If you take the foreground color, convert it to L, take the background color, convert it to L, and they are more than 50% apart they’re probably illegible to most people – and if they are 50-75% apart some people may have difficulty depending on the colors. (light on dark is more forgiving than dark on light in that regard).
… and the best part is that formula also miraculously prevents color-blindness issues too!
But it’s like font-size… as a large fonts/120dpi user I find anything smaller than 12px illegible, and even 14px is on the edge – which is why when FORCED to use px by an image interaction I go with 14px or larger, but I ALWAYS keep my content at 85% for sans-serif and 100% when/if serif is appropriate (which is to say almost never).
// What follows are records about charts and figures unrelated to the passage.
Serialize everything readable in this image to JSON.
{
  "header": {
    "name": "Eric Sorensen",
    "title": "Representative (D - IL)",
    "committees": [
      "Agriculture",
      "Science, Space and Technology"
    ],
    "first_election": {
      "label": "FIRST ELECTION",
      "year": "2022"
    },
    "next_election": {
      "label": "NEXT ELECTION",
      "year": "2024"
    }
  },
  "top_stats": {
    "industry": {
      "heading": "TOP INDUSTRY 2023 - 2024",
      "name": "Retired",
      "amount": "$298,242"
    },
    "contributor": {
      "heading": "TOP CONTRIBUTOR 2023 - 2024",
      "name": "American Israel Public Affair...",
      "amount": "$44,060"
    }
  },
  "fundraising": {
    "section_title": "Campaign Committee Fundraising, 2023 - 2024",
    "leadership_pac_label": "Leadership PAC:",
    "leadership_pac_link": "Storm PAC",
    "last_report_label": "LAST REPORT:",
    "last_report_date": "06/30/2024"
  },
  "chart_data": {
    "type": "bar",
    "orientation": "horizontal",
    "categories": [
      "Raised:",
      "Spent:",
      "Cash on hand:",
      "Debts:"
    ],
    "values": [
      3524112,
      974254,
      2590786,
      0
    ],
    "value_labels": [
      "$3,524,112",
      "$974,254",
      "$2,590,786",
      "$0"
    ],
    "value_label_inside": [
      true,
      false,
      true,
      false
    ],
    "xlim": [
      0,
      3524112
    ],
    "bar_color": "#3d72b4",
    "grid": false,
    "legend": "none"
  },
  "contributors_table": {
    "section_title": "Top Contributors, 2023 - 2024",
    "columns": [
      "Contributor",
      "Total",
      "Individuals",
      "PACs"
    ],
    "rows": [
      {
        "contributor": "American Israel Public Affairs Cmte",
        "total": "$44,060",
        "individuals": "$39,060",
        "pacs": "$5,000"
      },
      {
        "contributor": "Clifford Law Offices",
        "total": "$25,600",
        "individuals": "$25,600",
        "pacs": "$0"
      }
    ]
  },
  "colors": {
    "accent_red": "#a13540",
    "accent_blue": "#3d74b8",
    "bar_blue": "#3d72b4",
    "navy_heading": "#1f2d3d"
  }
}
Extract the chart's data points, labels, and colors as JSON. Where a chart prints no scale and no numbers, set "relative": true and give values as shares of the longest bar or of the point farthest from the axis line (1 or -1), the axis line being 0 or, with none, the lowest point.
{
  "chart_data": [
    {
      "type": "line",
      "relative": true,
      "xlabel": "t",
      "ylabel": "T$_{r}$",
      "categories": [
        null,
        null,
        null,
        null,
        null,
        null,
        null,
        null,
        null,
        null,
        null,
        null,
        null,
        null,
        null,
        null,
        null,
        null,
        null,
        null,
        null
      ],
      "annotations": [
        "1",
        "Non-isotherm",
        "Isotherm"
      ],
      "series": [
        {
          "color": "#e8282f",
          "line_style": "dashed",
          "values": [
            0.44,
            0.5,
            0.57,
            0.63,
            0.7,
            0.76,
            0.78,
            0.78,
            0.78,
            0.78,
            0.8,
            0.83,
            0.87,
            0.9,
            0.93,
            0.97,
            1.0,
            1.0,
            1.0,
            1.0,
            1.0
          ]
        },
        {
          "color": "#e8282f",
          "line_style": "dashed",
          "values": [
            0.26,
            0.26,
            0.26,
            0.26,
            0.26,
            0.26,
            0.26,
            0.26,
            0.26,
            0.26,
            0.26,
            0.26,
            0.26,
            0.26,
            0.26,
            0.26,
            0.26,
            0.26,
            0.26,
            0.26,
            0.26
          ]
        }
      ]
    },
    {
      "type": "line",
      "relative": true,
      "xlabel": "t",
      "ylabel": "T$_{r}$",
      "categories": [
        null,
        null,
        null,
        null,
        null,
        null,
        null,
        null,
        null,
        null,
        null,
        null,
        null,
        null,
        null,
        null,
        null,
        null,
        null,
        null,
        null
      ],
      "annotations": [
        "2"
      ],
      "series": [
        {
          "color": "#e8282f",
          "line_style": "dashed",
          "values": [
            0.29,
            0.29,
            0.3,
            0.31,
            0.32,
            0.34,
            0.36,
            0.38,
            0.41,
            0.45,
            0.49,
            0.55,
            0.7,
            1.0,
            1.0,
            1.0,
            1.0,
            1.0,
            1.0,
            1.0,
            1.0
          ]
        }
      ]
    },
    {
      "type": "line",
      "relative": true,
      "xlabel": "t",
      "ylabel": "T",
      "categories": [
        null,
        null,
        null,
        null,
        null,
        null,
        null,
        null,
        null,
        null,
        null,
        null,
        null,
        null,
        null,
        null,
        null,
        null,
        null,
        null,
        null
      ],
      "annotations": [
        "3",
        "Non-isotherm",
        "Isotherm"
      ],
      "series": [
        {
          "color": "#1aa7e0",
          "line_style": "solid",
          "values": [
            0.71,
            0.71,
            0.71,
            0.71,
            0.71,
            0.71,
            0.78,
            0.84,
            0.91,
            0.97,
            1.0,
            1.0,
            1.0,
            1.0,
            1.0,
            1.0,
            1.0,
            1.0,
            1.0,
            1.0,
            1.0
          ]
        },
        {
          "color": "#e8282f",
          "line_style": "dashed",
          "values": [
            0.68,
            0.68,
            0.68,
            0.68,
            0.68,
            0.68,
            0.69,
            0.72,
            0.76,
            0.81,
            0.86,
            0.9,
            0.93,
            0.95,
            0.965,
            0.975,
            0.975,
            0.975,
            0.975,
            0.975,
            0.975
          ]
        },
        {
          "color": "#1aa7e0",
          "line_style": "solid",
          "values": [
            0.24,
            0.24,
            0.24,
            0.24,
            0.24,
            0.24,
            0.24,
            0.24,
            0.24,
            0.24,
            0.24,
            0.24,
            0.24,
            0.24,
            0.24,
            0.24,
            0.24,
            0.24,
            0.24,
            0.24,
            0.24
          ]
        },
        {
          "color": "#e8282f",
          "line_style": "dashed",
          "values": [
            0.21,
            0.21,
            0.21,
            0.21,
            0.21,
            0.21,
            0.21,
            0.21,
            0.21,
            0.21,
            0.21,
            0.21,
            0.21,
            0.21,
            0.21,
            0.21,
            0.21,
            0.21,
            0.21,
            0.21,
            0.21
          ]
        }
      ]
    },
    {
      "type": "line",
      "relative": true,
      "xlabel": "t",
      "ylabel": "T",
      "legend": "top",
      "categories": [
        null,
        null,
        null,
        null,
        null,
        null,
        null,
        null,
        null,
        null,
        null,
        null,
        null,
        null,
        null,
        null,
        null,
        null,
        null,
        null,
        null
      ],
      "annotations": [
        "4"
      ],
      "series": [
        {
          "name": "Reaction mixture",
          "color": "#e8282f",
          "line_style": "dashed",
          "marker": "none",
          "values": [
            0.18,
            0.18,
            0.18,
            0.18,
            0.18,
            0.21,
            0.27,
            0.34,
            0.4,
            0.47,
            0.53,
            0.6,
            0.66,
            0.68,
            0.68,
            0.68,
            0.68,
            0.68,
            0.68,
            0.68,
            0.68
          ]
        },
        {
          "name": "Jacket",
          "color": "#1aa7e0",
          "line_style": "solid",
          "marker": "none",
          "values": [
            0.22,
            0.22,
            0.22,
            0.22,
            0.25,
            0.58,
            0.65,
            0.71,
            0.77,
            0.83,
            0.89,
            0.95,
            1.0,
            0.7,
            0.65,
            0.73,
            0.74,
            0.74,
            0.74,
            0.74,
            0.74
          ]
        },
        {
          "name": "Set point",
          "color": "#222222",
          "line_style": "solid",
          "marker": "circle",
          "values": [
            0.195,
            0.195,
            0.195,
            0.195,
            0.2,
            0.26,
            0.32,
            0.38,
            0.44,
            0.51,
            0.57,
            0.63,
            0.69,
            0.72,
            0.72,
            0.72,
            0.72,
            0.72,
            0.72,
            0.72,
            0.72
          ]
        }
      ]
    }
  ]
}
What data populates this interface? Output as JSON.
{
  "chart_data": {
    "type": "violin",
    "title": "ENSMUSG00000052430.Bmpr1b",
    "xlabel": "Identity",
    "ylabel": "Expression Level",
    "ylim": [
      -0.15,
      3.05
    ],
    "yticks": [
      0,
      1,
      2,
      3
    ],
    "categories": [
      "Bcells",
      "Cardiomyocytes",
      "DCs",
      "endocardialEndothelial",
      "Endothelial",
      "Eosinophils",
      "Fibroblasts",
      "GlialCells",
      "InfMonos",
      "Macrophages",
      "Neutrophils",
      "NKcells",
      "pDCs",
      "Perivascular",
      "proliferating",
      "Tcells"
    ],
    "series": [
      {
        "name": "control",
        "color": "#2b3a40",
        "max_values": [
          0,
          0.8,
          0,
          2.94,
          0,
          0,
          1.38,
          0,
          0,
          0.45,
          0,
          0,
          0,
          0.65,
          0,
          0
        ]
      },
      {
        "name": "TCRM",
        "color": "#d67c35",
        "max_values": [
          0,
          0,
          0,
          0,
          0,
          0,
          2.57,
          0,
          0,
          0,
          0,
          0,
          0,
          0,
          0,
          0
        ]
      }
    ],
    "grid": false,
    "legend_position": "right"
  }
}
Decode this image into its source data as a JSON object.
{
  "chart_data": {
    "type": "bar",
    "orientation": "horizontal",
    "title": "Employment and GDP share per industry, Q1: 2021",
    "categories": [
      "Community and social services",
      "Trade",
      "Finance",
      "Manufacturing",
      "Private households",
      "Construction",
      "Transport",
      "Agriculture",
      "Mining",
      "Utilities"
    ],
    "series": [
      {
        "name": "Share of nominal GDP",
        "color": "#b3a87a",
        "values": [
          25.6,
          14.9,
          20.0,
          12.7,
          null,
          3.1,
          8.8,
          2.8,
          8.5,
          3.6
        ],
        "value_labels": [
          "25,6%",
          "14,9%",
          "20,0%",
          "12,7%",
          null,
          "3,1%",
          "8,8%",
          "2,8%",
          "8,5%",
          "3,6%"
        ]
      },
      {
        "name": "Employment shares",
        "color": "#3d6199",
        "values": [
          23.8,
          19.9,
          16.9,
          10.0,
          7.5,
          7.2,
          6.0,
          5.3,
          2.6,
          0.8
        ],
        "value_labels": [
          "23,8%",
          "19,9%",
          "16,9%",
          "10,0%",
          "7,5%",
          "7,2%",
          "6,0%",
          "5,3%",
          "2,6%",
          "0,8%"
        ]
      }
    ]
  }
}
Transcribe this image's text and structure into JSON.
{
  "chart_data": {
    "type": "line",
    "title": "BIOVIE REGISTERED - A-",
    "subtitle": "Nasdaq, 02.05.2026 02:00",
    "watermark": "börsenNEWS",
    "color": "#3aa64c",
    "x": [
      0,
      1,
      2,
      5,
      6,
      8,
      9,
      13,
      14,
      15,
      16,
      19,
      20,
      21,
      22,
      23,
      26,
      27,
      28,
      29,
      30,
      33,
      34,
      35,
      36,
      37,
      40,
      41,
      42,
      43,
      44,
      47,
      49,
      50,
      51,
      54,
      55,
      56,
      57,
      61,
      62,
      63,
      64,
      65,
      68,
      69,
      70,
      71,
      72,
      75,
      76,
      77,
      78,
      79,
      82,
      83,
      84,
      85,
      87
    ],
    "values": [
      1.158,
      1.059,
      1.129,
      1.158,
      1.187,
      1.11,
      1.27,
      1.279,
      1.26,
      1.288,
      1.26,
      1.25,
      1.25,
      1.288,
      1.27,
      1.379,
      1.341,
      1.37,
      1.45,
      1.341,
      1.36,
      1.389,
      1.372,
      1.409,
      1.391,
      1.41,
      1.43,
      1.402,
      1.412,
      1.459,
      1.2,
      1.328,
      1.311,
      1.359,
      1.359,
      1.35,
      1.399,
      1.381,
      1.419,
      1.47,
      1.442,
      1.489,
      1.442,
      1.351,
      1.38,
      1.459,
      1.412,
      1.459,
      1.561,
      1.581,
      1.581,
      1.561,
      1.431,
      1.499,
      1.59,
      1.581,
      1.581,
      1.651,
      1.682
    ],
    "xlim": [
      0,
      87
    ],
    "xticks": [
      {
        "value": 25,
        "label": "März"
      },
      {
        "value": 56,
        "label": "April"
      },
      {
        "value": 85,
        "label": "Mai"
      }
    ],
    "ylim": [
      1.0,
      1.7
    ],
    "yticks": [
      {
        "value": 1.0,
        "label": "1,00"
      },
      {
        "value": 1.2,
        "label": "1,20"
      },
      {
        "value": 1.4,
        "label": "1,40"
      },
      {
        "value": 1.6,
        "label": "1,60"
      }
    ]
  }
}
… and yeah, I’m not a fan of tag clouds either – what’s wrong with just listing them in order of popularity? OH wait, that would make SENSE.
Oh, and @ScallioXTX – You know, I love it when people link to articles talking about print, that are themselves illegible on screen THANKS to the use of serif fonts. Screen is NOT print – that whole 6.2% to 30% the resolution thing being a real kick between the legs on the use of serifs.